While I truly believe we celebrate the diversity of people who call SHS home, sometimes, I wonder in education if we always celebrate the diversity of ideas and thinking to the same level.  If we as educators told students that we do not agree with the color of their skin, the language they speak, the amount of money their families make, or their culture, people would be appalled.  But, do we treat different ways of thinking, opinions, or ideas from our students with the same justice?

Do we celebrate people whose thoughts, ideas, and opinions differ from ours in our schools in the same way we celebrate our diversity in gender, race, ethnicity, or class?

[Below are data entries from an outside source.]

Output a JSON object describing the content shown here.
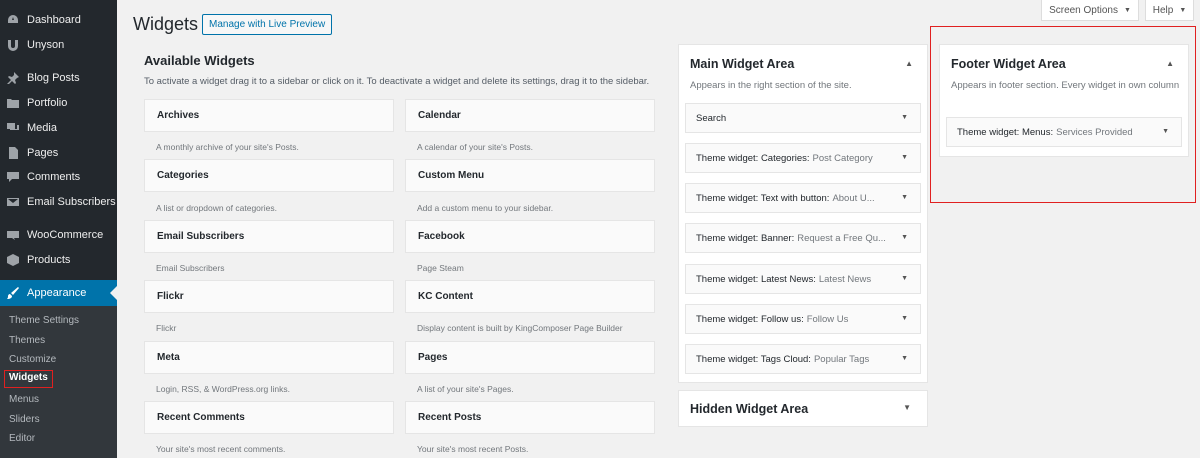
{
  "sidebar": {
    "items": [
      {
        "label": "Dashboard",
        "icon": "dashboard-icon"
      },
      {
        "label": "Unyson",
        "icon": "unyson-icon"
      },
      {
        "label": "Blog Posts",
        "icon": "pin-icon"
      },
      {
        "label": "Portfolio",
        "icon": "folder-icon"
      },
      {
        "label": "Media",
        "icon": "media-icon"
      },
      {
        "label": "Pages",
        "icon": "page-icon"
      },
      {
        "label": "Comments",
        "icon": "comment-icon"
      },
      {
        "label": "Email Subscribers",
        "icon": "email-icon"
      },
      {
        "label": "WooCommerce",
        "icon": "woo-icon"
      },
      {
        "label": "Products",
        "icon": "products-icon"
      },
      {
        "label": "Appearance",
        "icon": "brush-icon"
      }
    ],
    "submenu": [
      "Theme Settings",
      "Themes",
      "Customize",
      "Widgets",
      "Menus",
      "Sliders",
      "Editor"
    ]
  },
  "header": {
    "title": "Widgets",
    "preview_button": "Manage with Live Preview",
    "screen_options": "Screen Options",
    "help": "Help"
  },
  "available": {
    "title": "Available Widgets",
    "description": "To activate a widget drag it to a sidebar or click on it. To deactivate a widget and delete its settings, drag it to the sidebar.",
    "widgets": [
      {
        "name": "Archives",
        "desc": "A monthly archive of your site's Posts."
      },
      {
        "name": "Calendar",
        "desc": "A calendar of your site's Posts."
      },
      {
        "name": "Categories",
        "desc": "A list or dropdown of categories."
      },
      {
        "name": "Custom Menu",
        "desc": "Add a custom menu to your sidebar."
      },
      {
        "name": "Email Subscribers",
        "desc": "Email Subscribers"
      },
      {
        "name": "Facebook",
        "desc": "Page Steam"
      },
      {
        "name": "Flickr",
        "desc": "Flickr"
      },
      {
        "name": "KC Content",
        "desc": "Display content is built by KingComposer Page Builder"
      },
      {
        "name": "Meta",
        "desc": "Login, RSS, & WordPress.org links."
      },
      {
        "name": "Pages",
        "desc": "A list of your site's Pages."
      },
      {
        "name": "Recent Comments",
        "desc": "Your site's most recent comments."
      },
      {
        "name": "Recent Posts",
        "desc": "Your site's most recent Posts."
      }
    ]
  },
  "main_area": {
    "title": "Main Widget Area",
    "description": "Appears in the right section of the site.",
    "widgets": [
      {
        "name": "Search",
        "title": ""
      },
      {
        "name": "Theme widget: Categories:",
        "title": "Post Category"
      },
      {
        "name": "Theme widget: Text with button:",
        "title": "About U..."
      },
      {
        "name": "Theme widget: Banner:",
        "title": "Request a Free Qu..."
      },
      {
        "name": "Theme widget: Latest News:",
        "title": "Latest News"
      },
      {
        "name": "Theme widget: Follow us:",
        "title": "Follow Us"
      },
      {
        "name": "Theme widget: Tags Cloud:",
        "title": "Popular Tags"
      }
    ]
  },
  "hidden_area": {
    "title": "Hidden Widget Area"
  },
  "footer_area": {
    "title": "Footer Widget Area",
    "description": "Appears in footer section. Every widget in own column",
    "widgets": [
      {
        "name": "Theme widget: Menus:",
        "title": "Services Provided"
      }
    ]
  },
  "colors": {
    "sidebar_bg": "#23282d",
    "accent": "#0073aa",
    "highlight": "#e02020"
  }
}
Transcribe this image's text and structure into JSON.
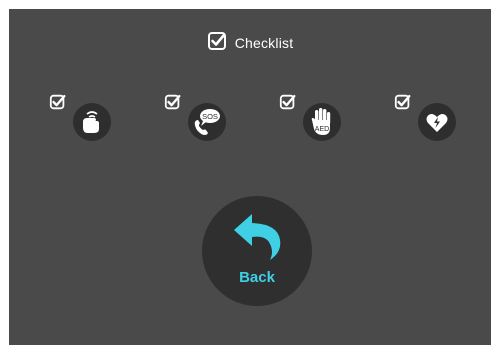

Are we teaching our students to think differently from us and others around them or are we teaching them to think the same? Do we teach students to push the boundaries and challenge thought or do we teach them to conform? Sadly, I think we all know the answer, and it applies to most, if not all of us, in one way or another.

Celebrate Diversity

I will admit, I am probably as guilty of this as anyone.  I am very passionate in my beliefs about education and many times I too quickly try to convince others to believe in the same principles.  Instead of listening, I talk.  Perhaps I am subconsciously thinking that if everyone believes exactly what I believe, they will all do exactly what I would do.  While this type of thinking might make things easier for me as a building leader, it also ensures my school will never be any more intelligent than I am.   

This is an important lesson to teach our students.  Focusing on what makes us the same can bring people together, but focusing on what makes us different unites us- it makes us stronger.  Just like every coach knows, every player cannot be good for the same reason.  Individual positions can be strong but without diversity in a team, it fails.  A basketball team full of point guards, a football team with only wide receivers, or a track team with only throwers will never be success.  Becoming better lies in our differences, not our similarities.

So, remember the next time that a student speaks their mind in class, a parent disagrees with how you run your classroom, or a colleague frustrates you because of something they disagree with you on– celebrate diversity! Stop, listen, learn, and become better together!  Getting better together is a job that is never complete, but it is always worth the effort.

Keep learning; keep growing; keep sharing!